The cause of this condition can vary and includes excessive backhand stroke, excessive pronation (forearm rotation to palm down) as well as the use in inappropriately sized sports equipment.

In addition to those causes already mentioned, a direct blow to the epicondyle, a sudden forceful pull, forceful extension or extensor group weakness also play a role in developing “tennis elbow”.

Simple house work can bring on symptoms of “tennis elbow”.

How To Prevent Tennis Elbow

Let’s talk prevention. As stated previously, “tennis elbow” is easier to prevent than it is to treat. Here are a few points that are important to consider/incorporate in order to successfully preventing “tennis elbow” from occurring (or re-occurring):

  • Decrease the amount of activity or playing time if you are recovering from “tennis elbow”.
  • Seek advice on proper racquet size, weight, string tightness, ball size, grip size, etc.
  • Asses stroke technique/mechanic.
  • Stay in good, overall shape.
  • Stretch wrist extensors, strengthen grip, and strengthen the extensor group as well as the biceps, triceps and deltoids.
  • Ice for 15-20min post strenuous elbow activity.

How To Treat Tennis Elbow

Treatment of “tennis elbow” can be tricky. It is easier to prevent said injury than it is to treat it.

First, and foremost, it requires REST. It can easily take 3-4 months to fully heal. Rest, ice and NSAIDS are 1st course of action.

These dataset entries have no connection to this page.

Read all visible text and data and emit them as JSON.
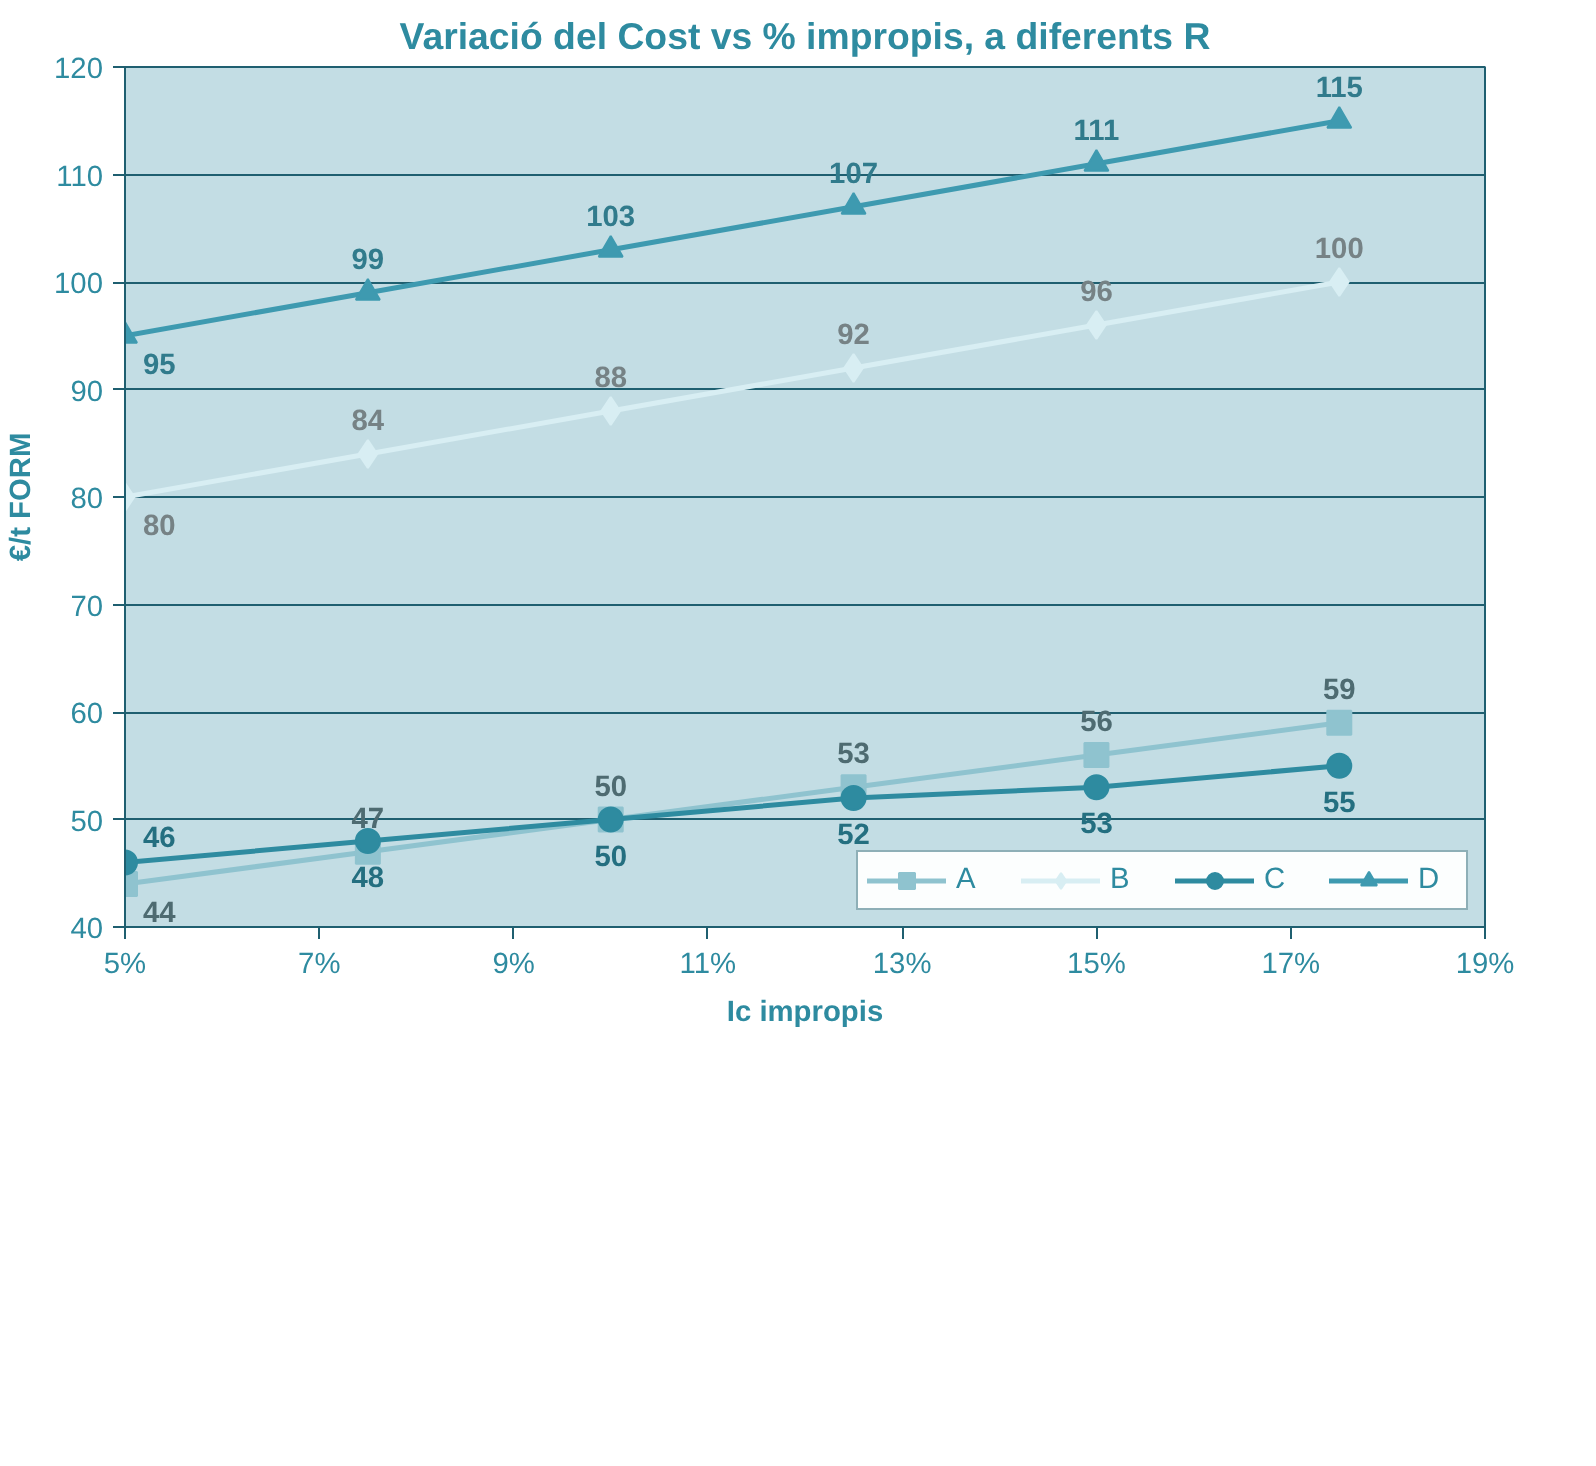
{
  "chart_data": {
    "type": "line",
    "title": "Variació del Cost vs % impropis, a diferents R",
    "xlabel": "Ic impropis",
    "ylabel": "€/t FORM",
    "x": [
      5,
      7.5,
      10,
      12.5,
      15,
      17.5
    ],
    "series": [
      {
        "name": "A",
        "color": "#8fc3cf",
        "marker": "square",
        "values": [
          44,
          47,
          50,
          53,
          56,
          59
        ]
      },
      {
        "name": "B",
        "color": "#d8eef3",
        "marker": "diamond",
        "values": [
          80,
          84,
          88,
          92,
          96,
          100
        ]
      },
      {
        "name": "C",
        "color": "#2e8ba0",
        "marker": "circle",
        "values": [
          46,
          48,
          50,
          52,
          53,
          55
        ]
      },
      {
        "name": "D",
        "color": "#3e9ab0",
        "marker": "triangle",
        "values": [
          95,
          99,
          103,
          107,
          111,
          115
        ]
      }
    ],
    "xlim": [
      5,
      19
    ],
    "xticks": [
      {
        "value": 5,
        "label": "5%"
      },
      {
        "value": 7,
        "label": "7%"
      },
      {
        "value": 9,
        "label": "9%"
      },
      {
        "value": 11,
        "label": "11%"
      },
      {
        "value": 13,
        "label": "13%"
      },
      {
        "value": 15,
        "label": "15%"
      },
      {
        "value": 17,
        "label": "17%"
      },
      {
        "value": 19,
        "label": "19%"
      }
    ],
    "ylim": [
      40,
      120
    ],
    "yticks": [
      40,
      50,
      60,
      70,
      80,
      90,
      100,
      110,
      120
    ],
    "grid": "y",
    "legend": "bottom right",
    "data_labels": true,
    "line_style": "solid"
  }
}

Injecting corticosteroids into the epicondyle/tendon junction often can relieve pain and inflammation. Prolotherapy and Platelet-Rich Plasma (PRP) injections have become popular soft tissue/overuse injury treatments and may be appropriate treatment in this case. Any injectable should only be considered after a considerable rest period has occurred (several weeks). After the pain has subsided, the next treatment phase can start which includes heat, stretching, strengthening, and focusing on mechanics of the wrist/arm and ice.

Strengthening is important for obvious reasons. Stretching is important because we lose flexibility during the acute healing phase of an injury. Faulty technique is often the cause of the initial injury, therefore a focus on proper mechanics needs to be stressed before a full return to activity can be allowed.

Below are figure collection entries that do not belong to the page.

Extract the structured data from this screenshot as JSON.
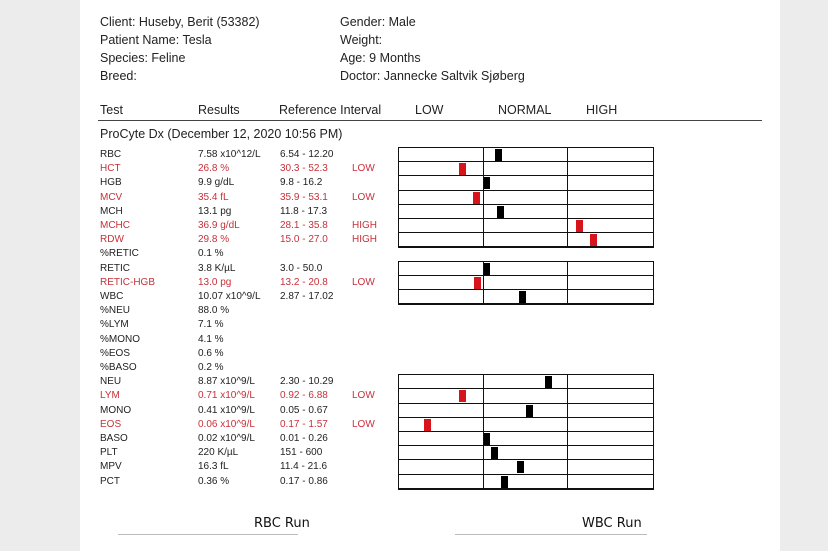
{
  "header": {
    "client": "Client: Huseby, Berit (53382)",
    "gender": "Gender: Male",
    "patient": "Patient Name: Tesla",
    "weight": "Weight:",
    "species": "Species: Feline",
    "age": "Age: 9 Months",
    "breed": "Breed:",
    "doctor": "Doctor: Jannecke Saltvik Sjøberg"
  },
  "columns": {
    "test": "Test",
    "results": "Results",
    "reference": "Reference Interval",
    "low": "LOW",
    "normal": "NORMAL",
    "high": "HIGH"
  },
  "section_title": "ProCyte Dx (December 12, 2020 10:56 PM)",
  "rows": [
    {
      "test": "RBC",
      "result": "7.58 x10^12/L",
      "ref": "6.54 - 12.20",
      "flag": "",
      "level": 0.39
    },
    {
      "test": "HCT",
      "result": "26.8 %",
      "ref": "30.3 - 52.3",
      "flag": "LOW",
      "level": 0.25
    },
    {
      "test": "HGB",
      "result": "9.9 g/dL",
      "ref": "9.8 - 16.2",
      "flag": "",
      "level": 0.345
    },
    {
      "test": "MCV",
      "result": "35.4 fL",
      "ref": "35.9 - 53.1",
      "flag": "LOW",
      "level": 0.305
    },
    {
      "test": "MCH",
      "result": "13.1 pg",
      "ref": "11.8 - 17.3",
      "flag": "",
      "level": 0.4
    },
    {
      "test": "MCHC",
      "result": "36.9 g/dL",
      "ref": "28.1 - 35.8",
      "flag": "HIGH",
      "level": 0.71
    },
    {
      "test": "RDW",
      "result": "29.8 %",
      "ref": "15.0 - 27.0",
      "flag": "HIGH",
      "level": 0.765
    },
    {
      "test": "%RETIC",
      "result": "0.1 %",
      "ref": "",
      "flag": "",
      "level": null
    },
    {
      "test": "RETIC",
      "result": "3.8 K/µL",
      "ref": "3.0 - 50.0",
      "flag": "",
      "level": 0.345
    },
    {
      "test": "RETIC-HGB",
      "result": "13.0 pg",
      "ref": "13.2 - 20.8",
      "flag": "LOW",
      "level": 0.31
    },
    {
      "test": "WBC",
      "result": "10.07 x10^9/L",
      "ref": "2.87 - 17.02",
      "flag": "",
      "level": 0.485
    },
    {
      "test": "%NEU",
      "result": "88.0 %",
      "ref": "",
      "flag": "",
      "level": null
    },
    {
      "test": "%LYM",
      "result": "7.1 %",
      "ref": "",
      "flag": "",
      "level": null
    },
    {
      "test": "%MONO",
      "result": "4.1 %",
      "ref": "",
      "flag": "",
      "level": null
    },
    {
      "test": "%EOS",
      "result": "0.6 %",
      "ref": "",
      "flag": "",
      "level": null
    },
    {
      "test": "%BASO",
      "result": "0.2 %",
      "ref": "",
      "flag": "",
      "level": null
    },
    {
      "test": "NEU",
      "result": "8.87 x10^9/L",
      "ref": "2.30 - 10.29",
      "flag": "",
      "level": 0.59
    },
    {
      "test": "LYM",
      "result": "0.71 x10^9/L",
      "ref": "0.92 - 6.88",
      "flag": "LOW",
      "level": 0.25
    },
    {
      "test": "MONO",
      "result": "0.41 x10^9/L",
      "ref": "0.05 - 0.67",
      "flag": "",
      "level": 0.515
    },
    {
      "test": "EOS",
      "result": "0.06 x10^9/L",
      "ref": "0.17 - 1.57",
      "flag": "LOW",
      "level": 0.11
    },
    {
      "test": "BASO",
      "result": "0.02 x10^9/L",
      "ref": "0.01 - 0.26",
      "flag": "",
      "level": 0.345
    },
    {
      "test": "PLT",
      "result": "220 K/µL",
      "ref": "151 - 600",
      "flag": "",
      "level": 0.375
    },
    {
      "test": "MPV",
      "result": "16.3 fL",
      "ref": "11.4 - 21.6",
      "flag": "",
      "level": 0.48
    },
    {
      "test": "PCT",
      "result": "0.36 %",
      "ref": "0.17 - 0.86",
      "flag": "",
      "level": 0.415
    }
  ],
  "footer": {
    "rbc_run": "RBC Run",
    "wbc_run": "WBC Run"
  },
  "colors": {
    "abnormal": "#c8303a",
    "marker_abnormal": "#d7141c",
    "marker_normal": "#000000"
  }
}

If any of these phases of treatment are left out, another injury can occur.

At any point during this long process, don’t be afraid to seek help from a local health care provider (M.D, D.O, Therapist, Athletic Trainer, or Chiropractor).

“Tennis elbow” can be a long and daunting process to get through, any resources you have at your disposal will only benefit you in the long run.

Best wishes!

Rachel Johnson MS, ATC
Athletic Trainer
St. Cloud State University

Thanks Rachel. If you have tennis elbow my best piece of advice is to give it some rest. After a few weeks if there is still pain then other treatment options should be considered.